Just hours after winning the 2005 World Cup event at Dorney Lake, Eton, Hodge made a guest appearance in St Catherine's College 1st VIII, who were competing in Summer Eights. He was joined in that crew by fellow international competitors Christopher Liwski and Colin Smith. The crew bumped Hertford College that day.

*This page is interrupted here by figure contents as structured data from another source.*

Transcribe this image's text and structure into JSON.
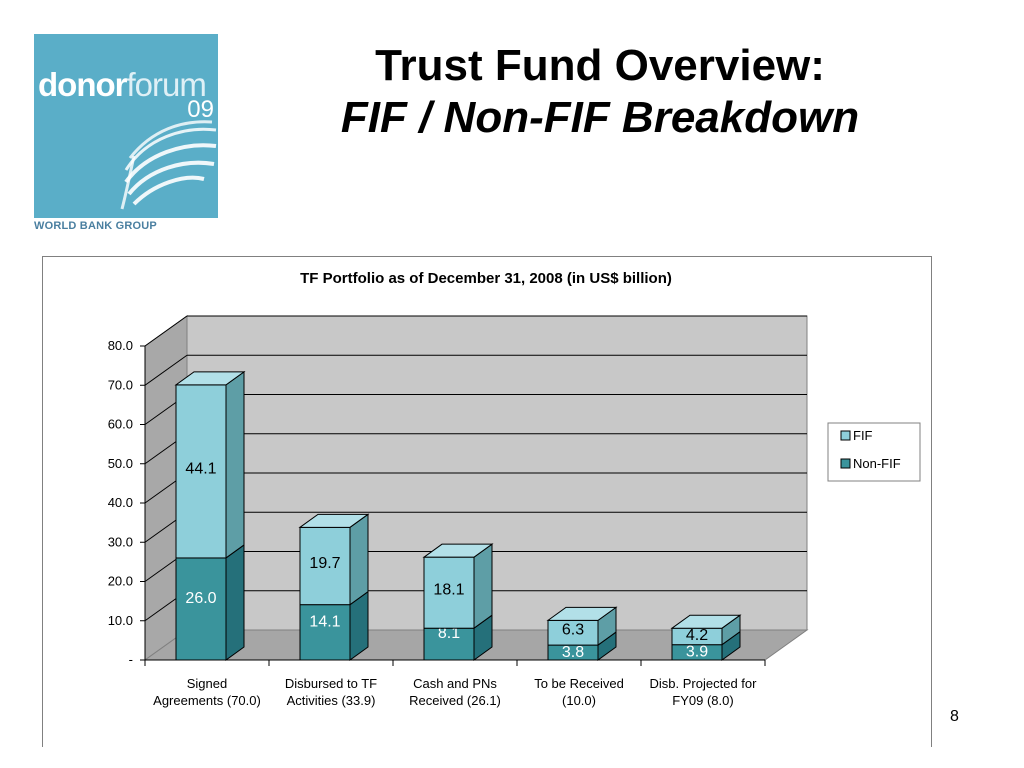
{
  "logo": {
    "word_a": "donor",
    "word_b": "forum",
    "year": "09",
    "caption": "WORLD BANK GROUP"
  },
  "slide": {
    "title_line1": "Trust Fund Overview:",
    "title_line2": "FIF / Non-FIF Breakdown",
    "page_number": "8"
  },
  "chart_data": {
    "type": "bar",
    "stacked": true,
    "three_d": true,
    "title": "TF Portfolio as of December 31, 2008 (in US$ billion)",
    "categories": [
      [
        "Signed",
        "Agreements (70.0)"
      ],
      [
        "Disbursed to TF",
        "Activities (33.9)"
      ],
      [
        "Cash and PNs",
        "Received (26.1)"
      ],
      [
        "To be Received",
        "(10.0)"
      ],
      [
        "Disb. Projected for",
        "FY09 (8.0)"
      ]
    ],
    "series": [
      {
        "name": "Non-FIF",
        "values": [
          26.0,
          14.1,
          8.1,
          3.8,
          3.9
        ],
        "labels": [
          "26.0",
          "14.1",
          "8.1",
          "3.8",
          "3.9"
        ],
        "color": "#3a949c",
        "side": "#25707a",
        "top": "#56b0b8"
      },
      {
        "name": "FIF",
        "values": [
          44.1,
          19.7,
          18.1,
          6.3,
          4.2
        ],
        "labels": [
          "44.1",
          "19.7",
          "18.1",
          "6.3",
          "4.2"
        ],
        "color": "#8ecfda",
        "side": "#5e9ea6",
        "top": "#b2e0e8"
      }
    ],
    "ylim": [
      0,
      80
    ],
    "yticks": [
      0,
      10,
      20,
      30,
      40,
      50,
      60,
      70,
      80
    ],
    "ytick_labels": [
      "-",
      "10.0",
      "20.0",
      "30.0",
      "40.0",
      "50.0",
      "60.0",
      "70.0",
      "80.0"
    ],
    "legend": [
      "FIF",
      "Non-FIF"
    ],
    "legend_position": "right",
    "grid": true,
    "wall_color": "#c8c8c8",
    "side_wall_color": "#a8a8a8",
    "floor_color": "#a6a6a6"
  }
}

Hodge was appointed Member of the Order of the British Empire (MBE) in the 2009 New Year Honours and Officer of the Order of the British Empire (OBE) in the 2017 New Year Honours for services to rowing.

==Achievements==

===Olympics===
- 2016 Rio de Janeiro – Gold, Eight (three)
- 2012 London – Gold, coxless four (stroke)
- 2008 Beijing – Gold, coxless four (stroke)
- 2004 Athens – 9th, Eight (four)

===World championships===
- 2014 Amsterdam – Gold, Coxless Four (stroke)
- 2013 Chungju – Gold, Eight (six)
- 2011 Bled – Silver, Coxless Pair (stroke)
- 2010 Karapiro – Silver, Coxless Pair (stroke)
- 2009 Poznań – Silver, Coxless Pair (stroke)
- 2007 Munich – 4th, Coxless Four (stroke)
- 2006 Eton – Gold, Coxless Four (stroke)
- 2005 Gifu – Gold, Coxless Four (stroke)
- 2003 Milan – Bronze, Eight (four)
- 2002 Seville – 6th, Eight (four)

===World Cups===
- 2013 Eton Dorney – Gold, Eight (Stroke)
- 2013 Sydney – Gold, Eight (Stroke)
- 2012 Belgrade – Gold, Coxless Four (stroke)
- 2011 Lucerne – Silver, Coxless Pair (stroke)
- 2011 Munich – Gold, Coxless Pair (stroke)
- 2009 Banyoles – Gold, Coxless Pair (stroke)
- 2008 Poznań – Silver, Coxless Four (stroke)
- 2008 Munich – Gold, Coxless Four (stroke)
- 2007 Lucerne – Silver, Coxless Four (stroke)
- 2007 Amsterdam – Gold, Eight (six)
- 2007 Linz – Gold, Coxless Four (stroke)
- 2006 Lucerne – Gold, Coxless Four (stroke)
- 2006 Poznań – Gold, Coxless Four (stroke)
- 2006 Munich – Gold, Coxless Four (stroke)
- 2005 Lucerne – Gold, Coxless Four (stroke)
- 2005 Munich – Gold, Coxless Four (stroke)
- 2005 Eton – Gold, Coxless Four (stroke)
- 2004 Lucerne – 6th, Eight (four)
- 2004 Munich – 4th, Eight (four)
- 2004 Poznań – 5th, Eight (four)
- 2003 Milan – Bronze, Eight (four)
- 2003 Lucerne – Gold, Eight (four)
- 2003 Munich – Bronze, Eight (four)
- 2002 Munich – 6th, Eight (four)
- 2002 Lucerne – 6th, Eight (four)

===World Rowing Under 23 championships===
- 2001 – 6th, Coxed Four

===GB Rowing Senior Trials===
- 2010–2012 – 1st, Coxless Pair
- 2004–2008 – 1st, Coxless Pair

==Personal life==
Hodge is married to Dutch physician and former international rower Eeke Thomee. They have two children.